Alzheimer's disease (AD), a multifactorial disease, is characterized by the accumulation of neurofibrillary tangles (NFTs) and amyloid beta (Aβ) plaques. AD is triggered via several factors like alteration in cytoskeletal proteins, a mutation in presenilin 1 (PSEN1), presenilin 2 (PSEN2), amyloid precursor protein (APP), and post-translational modifications (PTMs) in the cytoskeletal elements.
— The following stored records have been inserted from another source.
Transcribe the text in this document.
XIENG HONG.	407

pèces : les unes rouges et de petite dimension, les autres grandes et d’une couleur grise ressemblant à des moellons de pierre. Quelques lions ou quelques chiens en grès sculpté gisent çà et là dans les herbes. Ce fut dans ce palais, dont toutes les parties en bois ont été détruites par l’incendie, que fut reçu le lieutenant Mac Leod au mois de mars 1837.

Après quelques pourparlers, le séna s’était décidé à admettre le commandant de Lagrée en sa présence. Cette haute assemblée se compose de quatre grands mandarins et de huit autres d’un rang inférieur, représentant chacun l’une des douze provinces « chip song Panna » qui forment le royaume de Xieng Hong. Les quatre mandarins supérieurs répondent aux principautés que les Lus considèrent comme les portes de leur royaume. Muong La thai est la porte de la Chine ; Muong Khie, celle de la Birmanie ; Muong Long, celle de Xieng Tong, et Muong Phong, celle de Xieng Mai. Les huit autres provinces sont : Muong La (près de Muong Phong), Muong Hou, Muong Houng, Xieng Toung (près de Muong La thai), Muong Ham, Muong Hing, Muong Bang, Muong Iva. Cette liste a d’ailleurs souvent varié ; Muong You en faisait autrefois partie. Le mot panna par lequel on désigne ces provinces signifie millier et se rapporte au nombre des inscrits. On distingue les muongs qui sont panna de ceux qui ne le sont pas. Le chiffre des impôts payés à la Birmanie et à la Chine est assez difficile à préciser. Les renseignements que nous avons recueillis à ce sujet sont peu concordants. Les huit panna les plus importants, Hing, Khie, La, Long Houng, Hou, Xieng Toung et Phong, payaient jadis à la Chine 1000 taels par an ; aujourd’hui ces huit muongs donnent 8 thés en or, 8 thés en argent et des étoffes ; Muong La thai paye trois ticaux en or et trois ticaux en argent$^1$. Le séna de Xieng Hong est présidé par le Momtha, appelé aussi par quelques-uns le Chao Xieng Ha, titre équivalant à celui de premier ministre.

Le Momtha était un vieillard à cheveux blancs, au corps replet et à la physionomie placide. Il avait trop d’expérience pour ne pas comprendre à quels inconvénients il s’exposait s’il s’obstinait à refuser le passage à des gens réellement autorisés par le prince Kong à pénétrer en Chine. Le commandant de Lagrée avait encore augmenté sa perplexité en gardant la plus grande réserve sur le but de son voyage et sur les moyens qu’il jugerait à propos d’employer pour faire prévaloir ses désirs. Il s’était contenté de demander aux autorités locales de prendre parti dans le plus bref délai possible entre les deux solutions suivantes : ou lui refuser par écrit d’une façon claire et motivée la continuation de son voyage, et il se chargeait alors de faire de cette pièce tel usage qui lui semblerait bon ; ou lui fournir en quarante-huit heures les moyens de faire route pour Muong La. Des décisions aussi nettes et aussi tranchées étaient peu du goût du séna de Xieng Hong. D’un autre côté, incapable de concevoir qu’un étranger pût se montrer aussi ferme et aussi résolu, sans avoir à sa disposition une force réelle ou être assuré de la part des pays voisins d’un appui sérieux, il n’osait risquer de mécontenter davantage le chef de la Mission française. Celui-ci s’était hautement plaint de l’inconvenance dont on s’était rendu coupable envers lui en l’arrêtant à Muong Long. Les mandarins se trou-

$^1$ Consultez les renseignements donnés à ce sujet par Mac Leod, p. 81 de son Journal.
Owing to the major structural and functional role of cytoskeletal elements, like the organization of axon initial segmentation, dendritic spines, synaptic regulation, and delivery of cargo at the synapse; modulation of these elements plays an important role in AD pathogenesis; like Tau is a microtubule-associated protein that stabilizes the microtubules, and it also causes inhibition of nucleo-cytoplasmic transportation by disrupting the integrity of nuclear pore complex. One of the major cytoskeletal elements, actin and its dynamics, regulate the dendritic spine structure and functions; impairments have been documented towards learning and memory defects. The second major constituent of these cytoskeletal elements, microtubules, are necessary for the delivery of the cargo, like ion channels and receptors at the synaptic membranes, whereas actin-binding protein, i.e., Cofilin's activation form rod-like structures, is involved in the formation of paired helical filaments (PHFs) observed in AD. Also, the glial cells rely on their cytoskeleton to maintain synaptic functionality. Thus, making cytoskeletal elements and their regulation in synaptic structure and function as an important aspect to be focused for better management and targeting AD pathology. This review advocates exploring phytochemicals and Ayurvedic plant extracts against AD by elucidating their neuroprotective mechanisms involving cytoskeletal modulation and enhancing synaptic plasticity. However, challenges include their limited bioavailability due to the poor solubility and the limited potential to cross the blood-brain barrier (BBB), emphasizing the need for targeted strategies to improve therapeuticefficacy.